Two methods exist for the estimation of Gas Initially In-Place – volumetrics (probabilistic or deterministic) and performance (material balance equation or numerical simulation). The more appropriate method will depend on the maturity of the project reservoir. For potential accumulations with limited information, the GIIP estimate may be volumetric-based using probabilistic methods, covering the range of possible outcomes with P90, P50 and P10 outcomes as low, best and high estimates. For fields where more subsurface data are available, the preferred method will generally shift towards volumetric-based GIIP estimates using deterministic low, best and high cases. Once a field is in production and sufficient data are available, a performance-based GIIP estimate should be established, including the appropriate range of uncertainty. Over the years, the tendency has been to over-rely on volumetric-based estimates with little attention paid to performance based GIIP update leading to sub-optimal gas field development.

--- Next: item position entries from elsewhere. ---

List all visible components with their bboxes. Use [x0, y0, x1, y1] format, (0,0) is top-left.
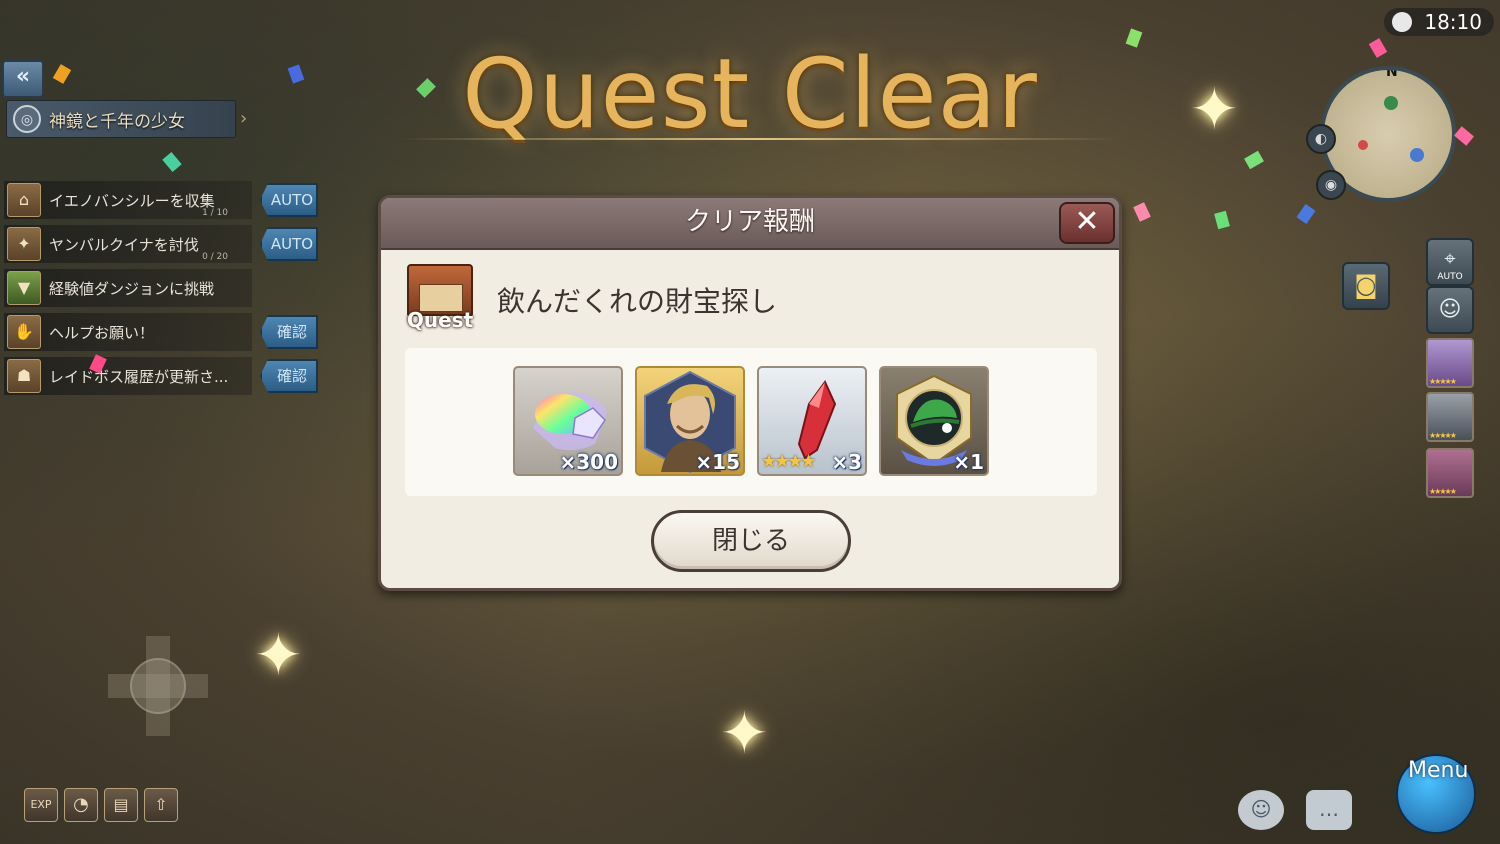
reward-count: ×1 — [953, 450, 984, 474]
close-button[interactable]: 閉じる — [651, 510, 851, 572]
reward-count: ×300 — [559, 450, 618, 474]
rarity-stars: ★★★★★ — [1429, 487, 1457, 496]
quest-badge-icon: Quest — [403, 264, 477, 338]
quest-progress: 0 / 20 — [202, 252, 228, 262]
reward-count: ×15 — [695, 450, 740, 474]
map-marker — [1410, 148, 1424, 162]
auto-button-1[interactable]: AUTO — [260, 183, 318, 217]
rarity-stars: ★★★★ — [761, 451, 817, 472]
party-icon[interactable]: ☺ — [1426, 286, 1474, 334]
quest-text: レイドボス履歴が更新さ... — [49, 367, 229, 386]
gold-boost-icon[interactable]: ⇧ — [144, 788, 178, 822]
reward-list: ×300 ×15 ★★★★ ×3 ×1 — [405, 348, 1097, 496]
quest-name: 飲んだくれの財宝探し — [497, 285, 778, 318]
quest-clear-title: Quest Clear — [462, 38, 1038, 150]
close-x-button[interactable]: ✕ — [1059, 202, 1115, 244]
raid-boss-icon: ☗ — [7, 359, 41, 393]
quest-row-2[interactable]: ✦ ヤンバルクイナを討伐 0 / 20 — [4, 225, 252, 263]
auto-button-2[interactable]: AUTO — [260, 227, 318, 261]
reward-item[interactable]: ×15 — [635, 366, 745, 476]
reward-item[interactable]: ×1 — [879, 366, 989, 476]
quest-icon: ⌂ — [7, 183, 41, 217]
virtual-joystick[interactable] — [108, 636, 208, 736]
menu-label: Menu — [1408, 758, 1469, 783]
clock: 18:10 — [1384, 8, 1494, 36]
chat-icon[interactable]: … — [1306, 790, 1352, 830]
map-marker — [1384, 96, 1398, 110]
quest-progress: 1 / 10 — [202, 208, 228, 218]
title-underline — [400, 138, 1120, 140]
exp-boost-button[interactable]: EXP — [24, 788, 58, 822]
clock-icon — [1392, 12, 1412, 32]
map-zoom-icon[interactable]: ◐ — [1306, 124, 1336, 154]
help-icon: ✋ — [7, 315, 41, 349]
reward-dialog: クリア報酬 ✕ Quest 飲んだくれの財宝探し ×300 ×15 ★★★★ ×… — [378, 195, 1122, 591]
menu-button[interactable]: Menu — [1380, 740, 1494, 840]
auto-label: AUTO — [1437, 272, 1463, 282]
dialog-title: クリア報酬 — [684, 207, 815, 237]
quest-row-4[interactable]: ✋ ヘルプお願い！ — [4, 313, 252, 351]
joystick-knob[interactable] — [130, 658, 186, 714]
quest-row-1[interactable]: ⌂ イエノバンシルーを収集 1 / 10 — [4, 181, 252, 219]
map-toggle-icon[interactable]: ◉ — [1316, 170, 1346, 200]
quest-badge-label: Quest — [406, 308, 474, 332]
party-member-portrait[interactable]: ★★★★★ — [1426, 448, 1474, 498]
confirm-button-2[interactable]: 確認 — [260, 359, 318, 393]
sparkle-icon: ✦ — [254, 621, 303, 689]
north-indicator: N — [1386, 66, 1398, 80]
camera-icon[interactable]: ◙ — [1342, 262, 1390, 310]
dungeon-icon: ▼ — [7, 271, 41, 305]
dialog-header: クリア報酬 ✕ — [381, 198, 1119, 250]
quest-text: イエノバンシルーを収集 — [49, 191, 215, 210]
target-icon: ⌖ — [1444, 246, 1456, 270]
map-marker — [1358, 140, 1368, 150]
quest-row-3[interactable]: ▼ 経験値ダンジョンに挑戦 — [4, 269, 252, 307]
sparkle-icon: ✦ — [720, 699, 769, 767]
confirm-button-1[interactable]: 確認 — [260, 315, 318, 349]
emote-icon[interactable]: ☺ — [1238, 790, 1284, 830]
item-boost-icon[interactable]: ▤ — [104, 788, 138, 822]
timer-boost-icon[interactable]: ◔ — [64, 788, 98, 822]
reward-item[interactable]: ×300 — [513, 366, 623, 476]
quest-text: ヘルプお願い！ — [49, 323, 155, 342]
reward-item[interactable]: ★★★★ ×3 — [757, 366, 867, 476]
quest-row-5[interactable]: ☗ レイドボス履歴が更新さ... — [4, 357, 252, 395]
party-member-portrait[interactable]: ★★★★★ — [1426, 392, 1474, 442]
monster-icon: ✦ — [7, 227, 41, 261]
quest-text: 経験値ダンジョンに挑戦 — [49, 279, 215, 298]
auto-target-button[interactable]: ⌖ AUTO — [1426, 238, 1474, 286]
party-member-portrait[interactable]: ★★★★★ — [1426, 338, 1474, 388]
reward-count: ×3 — [831, 450, 862, 474]
sparkle-icon: ✦ — [1190, 75, 1239, 143]
quest-text: ヤンバルクイナを討伐 — [49, 235, 199, 254]
rarity-stars: ★★★★★ — [1429, 377, 1457, 386]
clock-time: 18:10 — [1424, 10, 1482, 34]
rarity-stars: ★★★★★ — [1429, 431, 1457, 440]
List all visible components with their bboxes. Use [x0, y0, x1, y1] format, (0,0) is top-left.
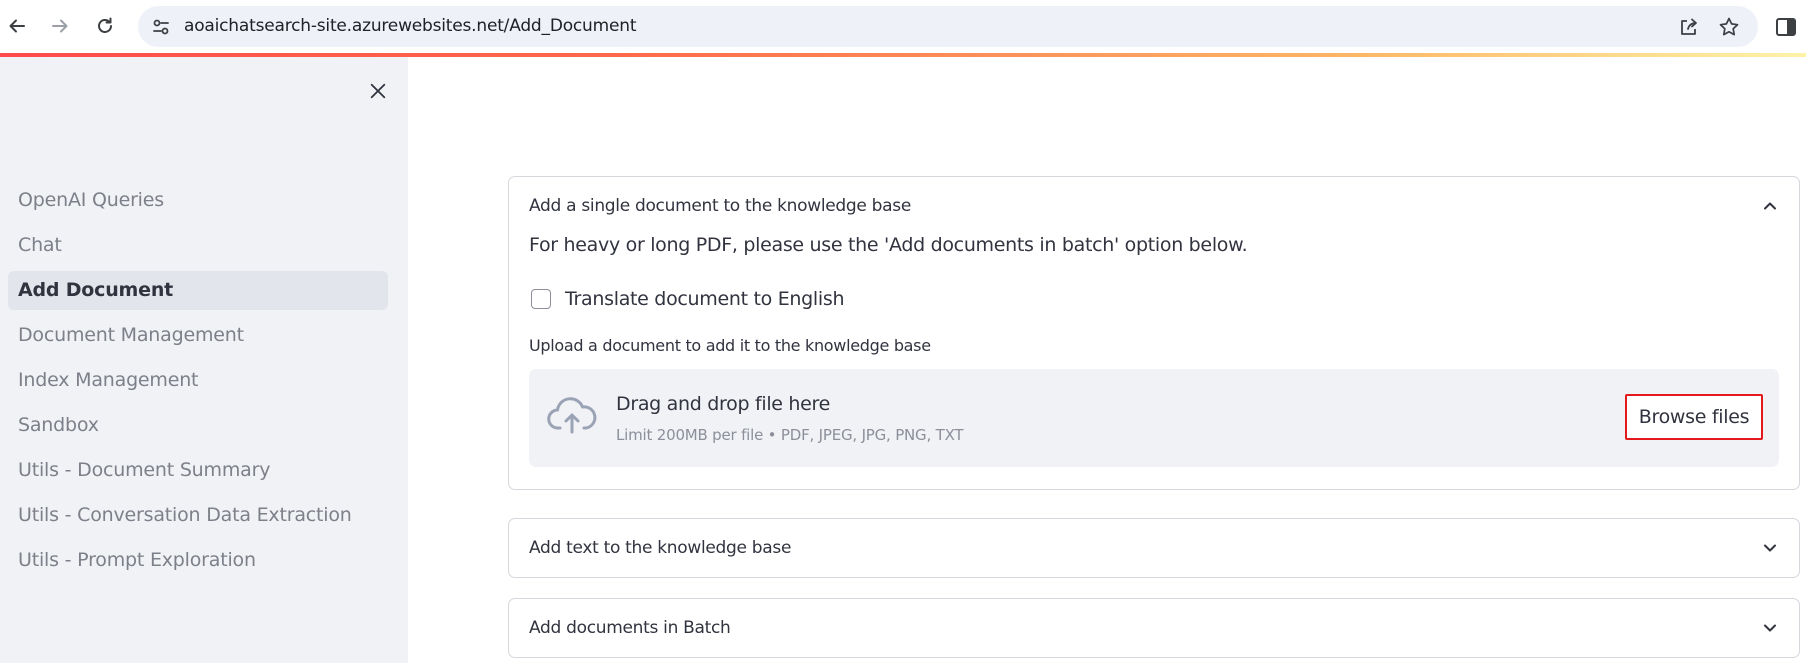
- chevron-down-icon: [1764, 624, 1776, 632]
- sidebar-item-openai-queries[interactable]: OpenAI Queries: [8, 181, 388, 220]
- sidebar-item-sandbox[interactable]: Sandbox: [8, 406, 388, 445]
- arrow-right-icon: [52, 19, 68, 33]
- close-icon: [370, 83, 386, 99]
- add-text-expander: Add text to the knowledge base: [508, 518, 1800, 578]
- forward-button[interactable]: [45, 11, 75, 41]
- reload-icon: [98, 17, 112, 33]
- sidebar-item-conversation-data-extraction[interactable]: Utils - Conversation Data Extraction: [8, 496, 388, 535]
- dropzone-limit-text: Limit 200MB per file • PDF, JPEG, JPG, P…: [616, 426, 964, 444]
- chevron-down-icon: [1764, 544, 1776, 552]
- translate-checkbox-row[interactable]: Translate document to English: [529, 285, 1779, 315]
- close-sidebar-button[interactable]: [364, 77, 392, 105]
- expander-title: Add documents in Batch: [529, 618, 731, 638]
- sidebar-item-index-management[interactable]: Index Management: [8, 361, 388, 400]
- sidebar-item-chat[interactable]: Chat: [8, 226, 388, 265]
- arrow-left-icon: [9, 19, 25, 33]
- expander-title: Add text to the knowledge base: [529, 538, 792, 558]
- sidebar-item-document-management[interactable]: Document Management: [8, 316, 388, 355]
- browse-files-button[interactable]: Browse files: [1625, 394, 1763, 440]
- bookmark-star-icon[interactable]: [1718, 16, 1740, 38]
- side-panel-icon[interactable]: [1774, 15, 1798, 39]
- sidebar-nav: OpenAI Queries Chat Add Document Documen…: [8, 181, 388, 586]
- browser-toolbar: aoaichatsearch-site.azurewebsites.net/Ad…: [0, 0, 1806, 53]
- file-dropzone[interactable]: Drag and drop file here Limit 200MB per …: [529, 369, 1779, 467]
- address-bar[interactable]: aoaichatsearch-site.azurewebsites.net/Ad…: [138, 6, 1758, 47]
- url-text[interactable]: aoaichatsearch-site.azurewebsites.net/Ad…: [184, 6, 636, 47]
- sidebar-item-prompt-exploration[interactable]: Utils - Prompt Exploration: [8, 541, 388, 580]
- translate-checkbox-label[interactable]: Translate document to English: [565, 285, 845, 313]
- share-icon[interactable]: [1678, 16, 1700, 38]
- site-info-icon[interactable]: [150, 16, 172, 38]
- batch-documents-expander-header[interactable]: Add documents in Batch: [509, 599, 1799, 657]
- upload-label: Upload a document to add it to the knowl…: [529, 336, 931, 355]
- sidebar-item-add-document[interactable]: Add Document: [8, 271, 388, 310]
- expander-title: Add a single document to the knowledge b…: [529, 196, 911, 216]
- single-document-expander: Add a single document to the knowledge b…: [508, 176, 1800, 490]
- chevron-up-icon: [1764, 202, 1776, 210]
- reload-button[interactable]: [90, 11, 120, 41]
- batch-hint-text: For heavy or long PDF, please use the 'A…: [529, 234, 1248, 256]
- sidebar-item-document-summary[interactable]: Utils - Document Summary: [8, 451, 388, 490]
- dropzone-title: Drag and drop file here: [616, 393, 831, 415]
- add-text-expander-header[interactable]: Add text to the knowledge base: [509, 519, 1799, 577]
- single-document-expander-header[interactable]: Add a single document to the knowledge b…: [509, 177, 1799, 235]
- translate-checkbox[interactable]: [531, 289, 551, 309]
- sidebar: OpenAI Queries Chat Add Document Documen…: [0, 57, 408, 663]
- back-button[interactable]: [2, 11, 32, 41]
- main-content: Add a single document to the knowledge b…: [408, 57, 1806, 663]
- cloud-upload-icon: [547, 397, 597, 434]
- batch-documents-expander: Add documents in Batch: [508, 598, 1800, 658]
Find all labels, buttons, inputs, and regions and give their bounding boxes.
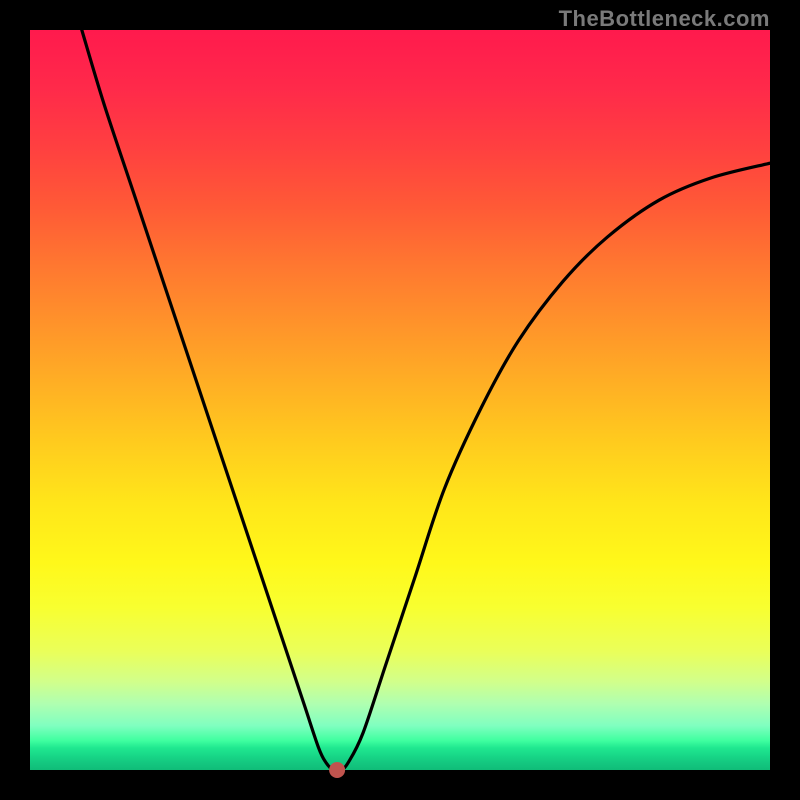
optimal-point-marker xyxy=(329,762,345,778)
plot-area xyxy=(30,30,770,770)
watermark-text: TheBottleneck.com xyxy=(559,6,770,32)
chart-frame: TheBottleneck.com xyxy=(0,0,800,800)
bottleneck-curve xyxy=(30,30,770,770)
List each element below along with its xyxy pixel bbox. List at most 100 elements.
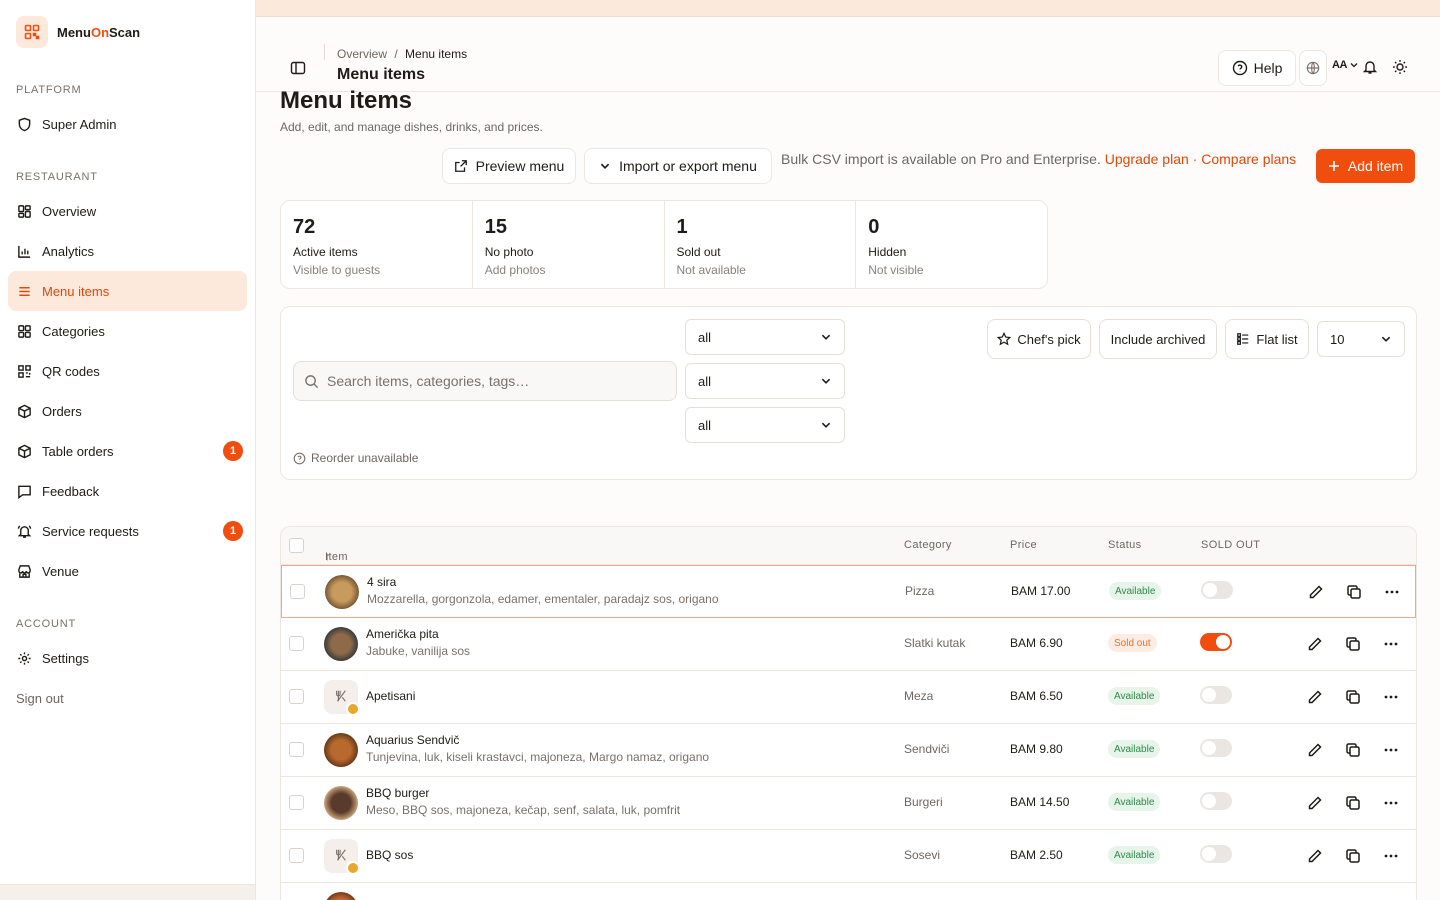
theme-sun-icon[interactable] (1392, 59, 1412, 79)
column-sold-out: SOLD OUT (1201, 539, 1261, 551)
edit-pencil-icon[interactable] (1306, 635, 1324, 653)
item-price: BAM 2.50 (1010, 848, 1063, 862)
breadcrumb-overview[interactable]: Overview (337, 47, 387, 61)
sold-out-toggle[interactable] (1201, 581, 1233, 599)
sidebar-item-menu-items[interactable]: Menu items (8, 271, 247, 311)
sign-out-link[interactable]: Sign out (0, 678, 255, 718)
table-row[interactable]: Aquarius Sendvič Tunjevina, luk, kiseli … (281, 724, 1416, 777)
table-row[interactable]: 4 sira Mozzarella, gorgonzola, edamer, e… (281, 565, 1416, 618)
bell-icon[interactable] (1362, 59, 1382, 79)
chevron-down-icon (1350, 63, 1358, 68)
item-category: Sendviči (904, 742, 950, 756)
column-category[interactable]: Category (904, 539, 952, 551)
reorder-note: Reorder unavailable (293, 451, 418, 465)
item-category: Pizza (905, 584, 935, 598)
row-checkbox[interactable] (289, 742, 304, 757)
duplicate-icon[interactable] (1344, 794, 1362, 812)
flat-list-button[interactable]: Flat list (1225, 319, 1309, 359)
nav-section-platform: PLATFORM (16, 84, 82, 96)
item-price: BAM 9.80 (1010, 742, 1063, 756)
item-name: Aquarius Sendvič (366, 733, 460, 747)
item-description: Mozzarella, gorgonzola, edamer, ementale… (367, 592, 719, 606)
search-input[interactable]: Search items, categories, tags… (293, 361, 677, 401)
duplicate-icon[interactable] (1344, 635, 1362, 653)
text-size-button[interactable]: AA (1332, 59, 1359, 71)
include-archived-label: Include archived (1110, 331, 1206, 347)
sidebar-item-overview[interactable]: Overview (8, 191, 247, 231)
upgrade-plan-link[interactable]: Upgrade plan (1105, 151, 1189, 167)
page-size-select[interactable]: 10 (1317, 321, 1405, 357)
category-filter-select[interactable]: all (685, 363, 845, 399)
brand[interactable]: MenuOnScan (0, 0, 255, 64)
duplicate-icon[interactable] (1344, 847, 1362, 865)
sidebar-item-label: Venue (42, 563, 79, 579)
edit-pencil-icon[interactable] (1306, 794, 1324, 812)
edit-pencil-icon[interactable] (1306, 847, 1324, 865)
import-export-button[interactable]: Import or export menu (584, 148, 772, 184)
sold-out-toggle[interactable] (1200, 739, 1232, 757)
table-row[interactable] (281, 883, 1416, 900)
row-checkbox[interactable] (290, 584, 305, 599)
top-header: Overview / Menu items Menu items Help AA (256, 17, 1440, 92)
no-photo-warning-icon (346, 702, 360, 716)
more-options-icon[interactable] (1382, 794, 1400, 812)
column-status[interactable]: Status (1108, 539, 1142, 551)
table-row[interactable]: Američka pita Jabuke, vanilija sos Slatk… (281, 618, 1416, 671)
help-button[interactable]: Help (1218, 50, 1296, 86)
type-filter-select[interactable]: all (685, 407, 845, 443)
row-checkbox[interactable] (289, 795, 304, 810)
sidebar-item-categories[interactable]: Categories (8, 311, 247, 351)
sidebar-item-venue[interactable]: Venue (8, 551, 247, 591)
more-options-icon[interactable] (1383, 583, 1401, 601)
row-checkbox[interactable] (289, 636, 304, 651)
language-button[interactable] (1299, 50, 1327, 86)
include-archived-button[interactable]: Include archived (1099, 319, 1217, 359)
sold-out-toggle[interactable] (1200, 633, 1232, 651)
chefs-pick-button[interactable]: Chef's pick (987, 319, 1091, 359)
compare-plans-link[interactable]: Compare plans (1201, 151, 1296, 167)
edit-pencil-icon[interactable] (1306, 688, 1324, 706)
more-options-icon[interactable] (1382, 741, 1400, 759)
duplicate-icon[interactable] (1345, 583, 1363, 601)
table-row[interactable]: Apetisani Meza BAM 6.50 Available (281, 671, 1416, 724)
edit-pencil-icon[interactable] (1306, 741, 1324, 759)
page-subtitle: Add, edit, and manage dishes, drinks, an… (280, 120, 543, 134)
more-options-icon[interactable] (1382, 635, 1400, 653)
preview-menu-button[interactable]: Preview menu (442, 148, 576, 184)
sidebar-toggle-icon[interactable] (288, 58, 308, 78)
bell-ring-icon (16, 523, 32, 539)
nav-section-restaurant: RESTAURANT (16, 171, 98, 183)
sold-out-toggle[interactable] (1200, 845, 1232, 863)
duplicate-icon[interactable] (1344, 688, 1362, 706)
sidebar-item-analytics[interactable]: Analytics (8, 231, 247, 271)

In this paper, we took a case-study reservoir having or tending towards negative reserves in course of its production life to underscore the need for timely update of GIIP based on performance data as an aid to optimal development of a gas field. Reservoir A has volumetrically based GIIP of 1.6 Tscf respectively leading to prediction of early End of Life (EOL) or negative reserves. When compared with performance based GIIP and updated volumetric GIIP of 2.04 Tscf to match performance data, the issue of early EOL or negative reserves was ameliorated and ultimate recoveries were optimized. Performance based GIIP estimate is reliable when premised on appropriate choice of methods (P/Z material balance for depletion reservoirs, aquifer influx model in water drive gas reservoirs material balance model or dynamic simulation) integrating all available data as illustrated in the case studies. To allow comparison between volumetric-based (static) and performance-based (dynamic) GIIP estimates and to understand the potential difference between the two, it is recommended that a current volumetric GIIP estimate should be maintained throughout the life of the field in addition to an up-to-date performance-based GIIP estimate to aid optimal gas field development.